Desde la llegada al hotel, Suleiman prende la televisión. Castro está dando una conferencia. Suleiman sale, camina, mira y vuelve al hotel. Castro sigue dando la misma conferencia. Las horas pasan, Castro sigue hablando. El procedimiento se repite y en la repetición, justamente, se instituye el elemento humorístico de la escena. Desde tiempo del cine mudo, ya es sabido, la repetición le quita el aura de protección a una práctica X para desenmascararla en su torpeza. Aplicado a Castro, el gag es imbatible.
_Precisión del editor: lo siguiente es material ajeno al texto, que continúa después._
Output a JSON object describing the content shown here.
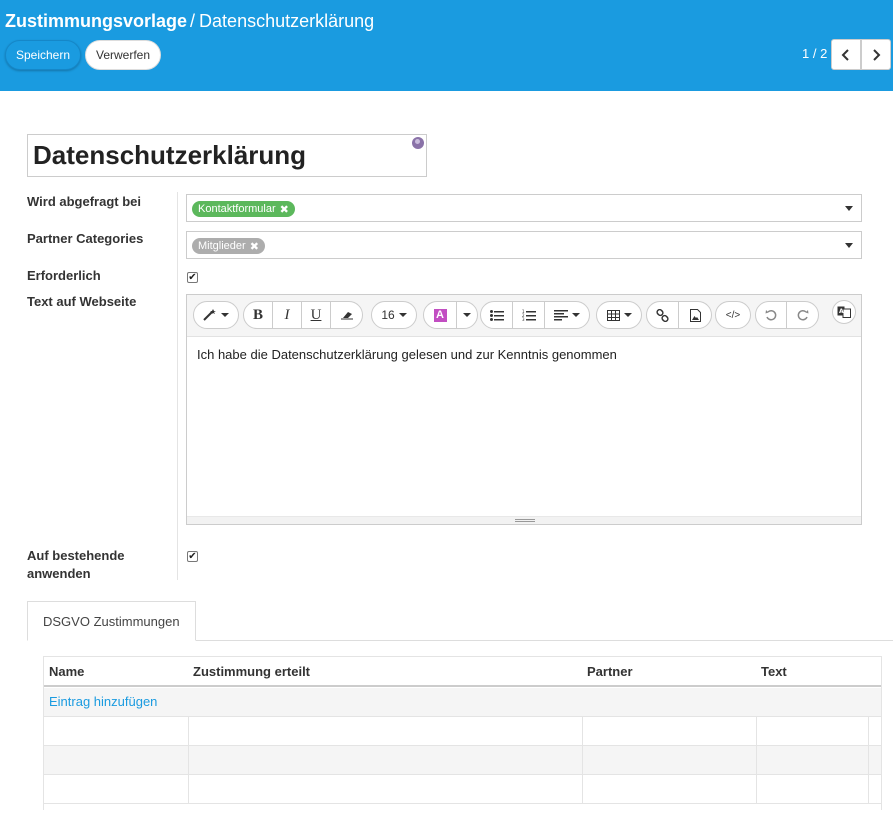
{
  "breadcrumb": {
    "root": "Zustimmungsvorlage",
    "separator": "/",
    "current": "Datenschutzerklärung"
  },
  "buttons": {
    "save": "Speichern",
    "discard": "Verwerfen"
  },
  "pager": {
    "value": "1 / 2"
  },
  "record": {
    "title": "Datenschutzerklärung"
  },
  "fields": {
    "asked_at": {
      "label": "Wird abgefragt bei",
      "tags": [
        "Kontaktformular"
      ]
    },
    "partner_categories": {
      "label": "Partner Categories",
      "tags": [
        "Mitglieder"
      ]
    },
    "required": {
      "label": "Erforderlich",
      "checked": true
    },
    "website_text": {
      "label": "Text auf Webseite",
      "content": "Ich habe die Datenschutzerklärung gelesen und zur Kenntnis genommen"
    },
    "apply_existing": {
      "label_line1": "Auf bestehende",
      "label_line2": "anwenden",
      "checked": true
    }
  },
  "toolbar": {
    "font_size": "16",
    "bold": "B",
    "italic": "I",
    "underline": "U",
    "code": "</>"
  },
  "notebook": {
    "tabs": [
      "DSGVO Zustimmungen"
    ]
  },
  "consents_table": {
    "columns": [
      "Name",
      "Zustimmung erteilt",
      "Partner",
      "Text"
    ],
    "add_link": "Eintrag hinzufügen"
  },
  "colors": {
    "primary": "#1a9be0",
    "tag_green": "#5cb85c",
    "tag_grey": "#adadad"
  }
}
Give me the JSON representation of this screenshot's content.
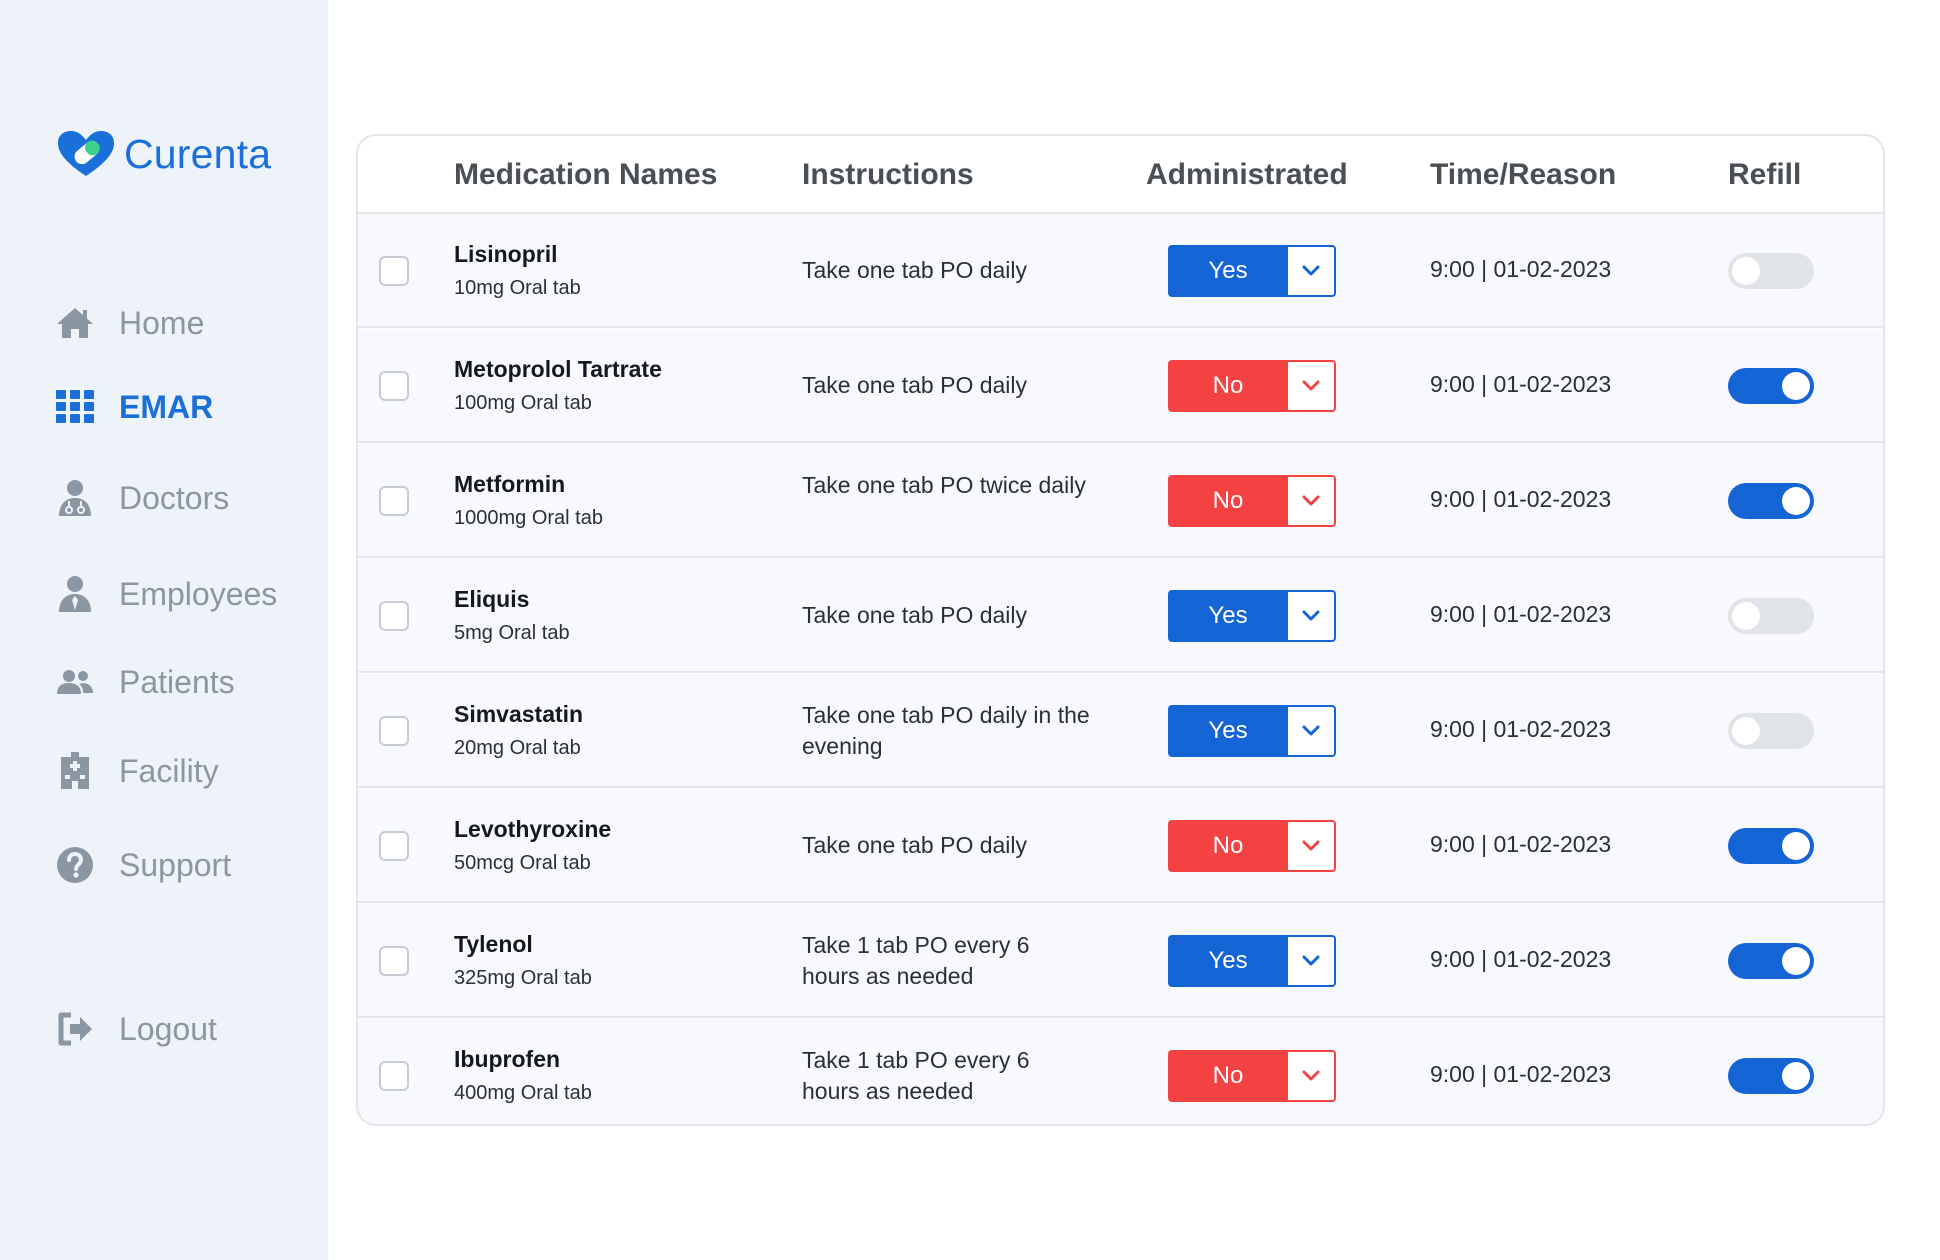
{
  "app": {
    "brand": "Curenta",
    "colors": {
      "primary": "#1a6fd8",
      "yes": "#1464d6",
      "no": "#f44242",
      "sidebar_bg": "#eef3fa"
    }
  },
  "sidebar": {
    "items": [
      {
        "label": "Home",
        "icon": "home-icon"
      },
      {
        "label": "EMAR",
        "icon": "grid-icon",
        "active": true
      },
      {
        "label": "Doctors",
        "icon": "doctor-icon"
      },
      {
        "label": "Employees",
        "icon": "employee-icon"
      },
      {
        "label": "Patients",
        "icon": "patients-icon"
      },
      {
        "label": "Facility",
        "icon": "building-icon"
      },
      {
        "label": "Support",
        "icon": "help-icon"
      }
    ],
    "logout": {
      "label": "Logout",
      "icon": "logout-icon"
    }
  },
  "table": {
    "headers": {
      "name": "Medication Names",
      "instructions": "Instructions",
      "administrated": "Administrated",
      "time": "Time/Reason",
      "refill": "Refill"
    },
    "rows": [
      {
        "name": "Lisinopril",
        "dose": "10mg Oral tab",
        "instructions": "Take one tab PO daily",
        "administrated": "Yes",
        "time": "9:00 | 01-02-2023",
        "refill": false
      },
      {
        "name": "Metoprolol Tartrate",
        "dose": "100mg Oral tab",
        "instructions": "Take one tab PO daily",
        "administrated": "No",
        "time": "9:00 | 01-02-2023",
        "refill": true
      },
      {
        "name": "Metformin",
        "dose": "1000mg Oral tab",
        "instructions": "Take one tab PO twice daily",
        "administrated": "No",
        "time": "9:00 | 01-02-2023",
        "refill": true
      },
      {
        "name": "Eliquis",
        "dose": "5mg Oral tab",
        "instructions": "Take one tab PO daily",
        "administrated": "Yes",
        "time": "9:00 | 01-02-2023",
        "refill": false
      },
      {
        "name": "Simvastatin",
        "dose": "20mg Oral tab",
        "instructions": "Take one tab PO daily in the evening",
        "administrated": "Yes",
        "time": "9:00 | 01-02-2023",
        "refill": false
      },
      {
        "name": "Levothyroxine",
        "dose": "50mcg Oral tab",
        "instructions": "Take one tab PO daily",
        "administrated": "No",
        "time": "9:00 | 01-02-2023",
        "refill": true
      },
      {
        "name": "Tylenol",
        "dose": "325mg Oral tab",
        "instructions": "Take 1 tab PO every 6 hours as needed",
        "administrated": "Yes",
        "time": "9:00 | 01-02-2023",
        "refill": true
      },
      {
        "name": "Ibuprofen",
        "dose": "400mg Oral tab",
        "instructions": "Take 1 tab PO every 6 hours as needed",
        "administrated": "No",
        "time": "9:00 | 01-02-2023",
        "refill": true
      }
    ]
  }
}
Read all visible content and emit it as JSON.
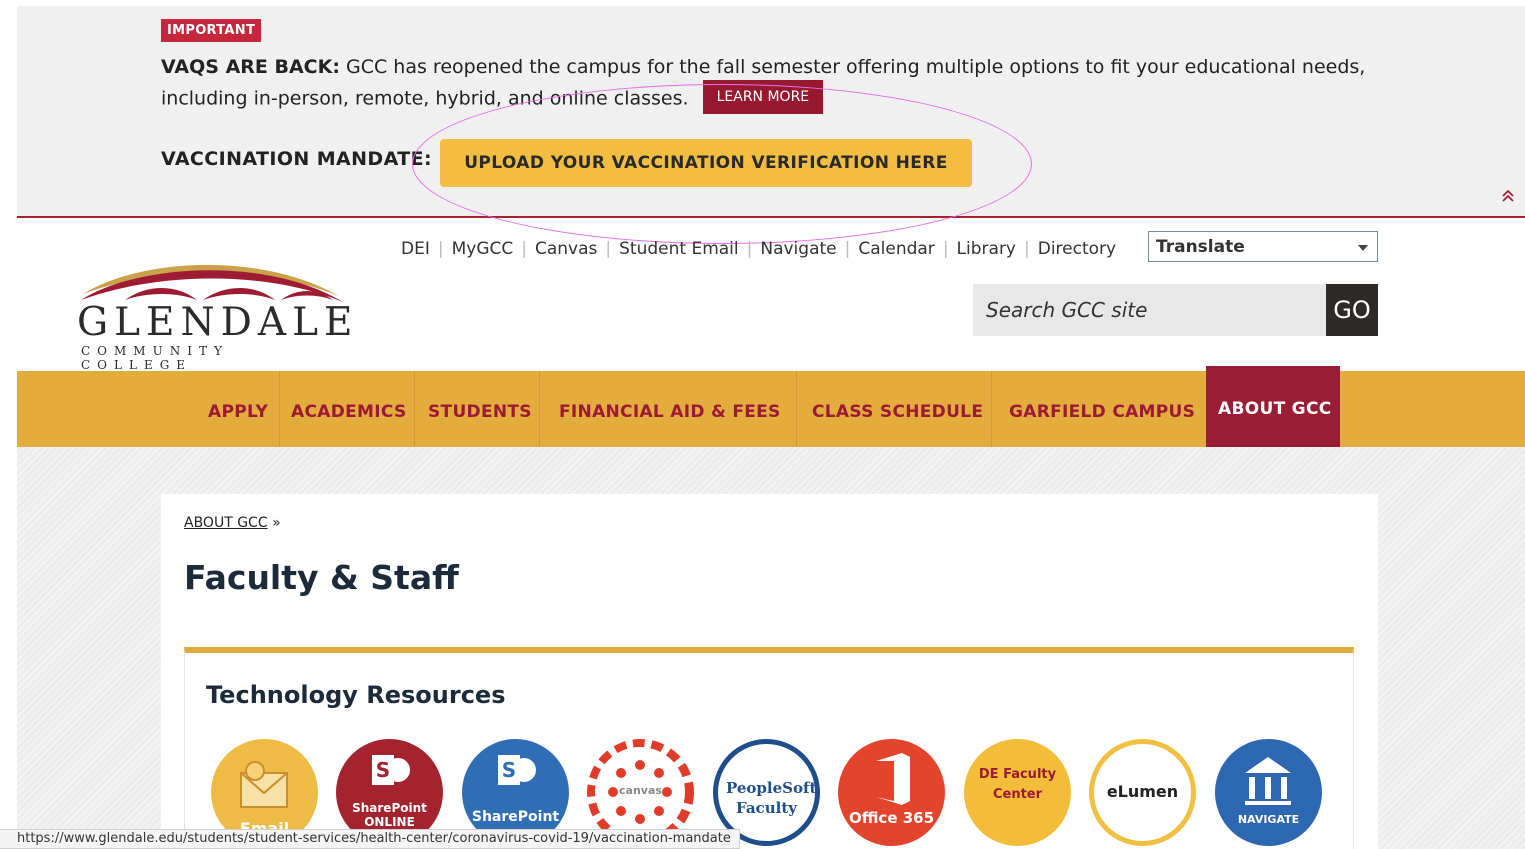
{
  "alert": {
    "badge": "IMPORTANT",
    "headline": "VAQS ARE BACK:",
    "message": "GCC has reopened the campus for the fall semester offering multiple options to fit your educational needs, including in-person, remote, hybrid, and online classes.",
    "learn_more": "LEARN MORE",
    "mandate_label": "VACCINATION MANDATE:",
    "upload_button": "UPLOAD YOUR VACCINATION VERIFICATION HERE",
    "collapse_icon": "double-chevron-up-icon"
  },
  "utility_nav": [
    "DEI",
    "MyGCC",
    "Canvas",
    "Student Email",
    "Navigate",
    "Calendar",
    "Library",
    "Directory"
  ],
  "translate": {
    "label": "Translate"
  },
  "logo": {
    "name": "GLENDALE",
    "subtitle": "COMMUNITY COLLEGE"
  },
  "search": {
    "placeholder": "Search GCC site",
    "button": "GO"
  },
  "main_nav": [
    {
      "label": "APPLY"
    },
    {
      "label": "ACADEMICS"
    },
    {
      "label": "STUDENTS"
    },
    {
      "label": "FINANCIAL AID & FEES"
    },
    {
      "label": "CLASS SCHEDULE"
    },
    {
      "label": "GARFIELD CAMPUS"
    },
    {
      "label": "ABOUT GCC",
      "active": true
    }
  ],
  "breadcrumb": {
    "link": "ABOUT GCC",
    "separator": "»"
  },
  "page_title": "Faculty & Staff",
  "panel": {
    "title": "Technology Resources",
    "apps": [
      {
        "name": "email-icon",
        "label": "Email",
        "color": "#eebc45"
      },
      {
        "name": "sharepoint-online-icon",
        "label": "SharePoint ONLINE",
        "color": "#a3242f"
      },
      {
        "name": "sharepoint-icon",
        "label": "SharePoint",
        "color": "#2f6db5"
      },
      {
        "name": "canvas-icon",
        "label": "canvas",
        "color": "#e13c2a"
      },
      {
        "name": "peoplesoft-faculty-icon",
        "label": "PeopleSoft Faculty",
        "color": "#1f4e8c"
      },
      {
        "name": "office-365-icon",
        "label": "Office 365",
        "color": "#e2452b"
      },
      {
        "name": "de-faculty-center-icon",
        "label": "DE Faculty Center",
        "color": "#f3bd3a"
      },
      {
        "name": "elumen-icon",
        "label": "eLumen",
        "color": "#f1c042"
      },
      {
        "name": "navigate-icon",
        "label": "NAVIGATE",
        "color": "#2d67b1"
      }
    ]
  },
  "status_bar": {
    "url": "https://www.glendale.edu/students/student-services/health-center/coronavirus-covid-19/vaccination-mandate"
  }
}
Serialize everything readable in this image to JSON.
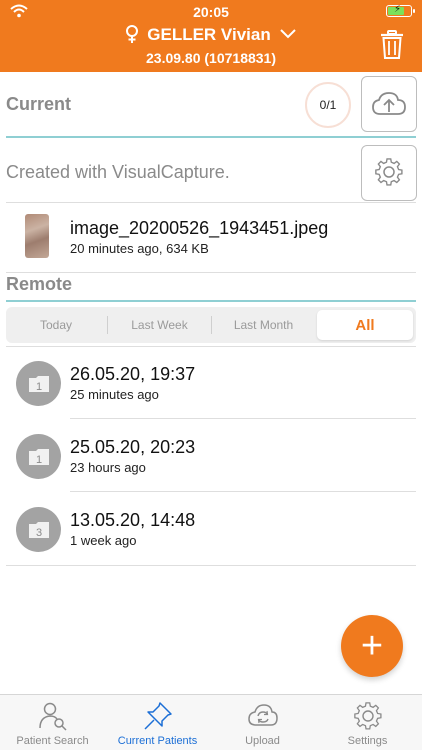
{
  "status_bar": {
    "time": "20:05"
  },
  "header": {
    "patient_name": "GELLER Vivian",
    "patient_info": "23.09.80 (10718831)"
  },
  "current": {
    "title": "Current",
    "counter": "0/1",
    "description": "Created with VisualCapture.",
    "file": {
      "name": "image_20200526_1943451.jpeg",
      "meta": "20 minutes ago, 634 KB"
    }
  },
  "remote": {
    "title": "Remote",
    "filters": [
      "Today",
      "Last Week",
      "Last Month",
      "All"
    ],
    "selected_filter": "All",
    "items": [
      {
        "date": "26.05.20, 19:37",
        "ago": "25 minutes ago",
        "count": "1"
      },
      {
        "date": "25.05.20, 20:23",
        "ago": "23 hours ago",
        "count": "1"
      },
      {
        "date": "13.05.20, 14:48",
        "ago": "1 week ago",
        "count": "3"
      }
    ]
  },
  "fab": {
    "label": "+"
  },
  "tabs": [
    {
      "label": "Patient Search",
      "icon": "person-search-icon"
    },
    {
      "label": "Current Patients",
      "icon": "pin-icon"
    },
    {
      "label": "Upload",
      "icon": "cloud-sync-icon"
    },
    {
      "label": "Settings",
      "icon": "gear-icon"
    }
  ],
  "active_tab": "Current Patients",
  "colors": {
    "accent": "#f07a1e",
    "teal": "#8fcfd3",
    "tab_active": "#1c6fd6"
  }
}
El otro momento elegido es sencillamente genial. Suleiman visita el zoológico de la ciudad. Va a comprobar que todos los espacios y las jaulas están vacías. Es un zoológico sin animales. Él mira lo que falta, la ausencia, la falta de recursos, el desabastecimiento en todos los órdenes. La sucesión de planos generales intercalados con el director palestino mirando lo que no tiene para ver es de una inteligencia extrema. Suleiman intensifica el sentido de mirar a través de una cámara.

Ojalá se pudiera programar en todos los festivales del mundo el segmento de Suleiman. Lamentablemente, viene unido a otros cortometrajes. Lamentablemente, hay pocos cineastas como Suleiman.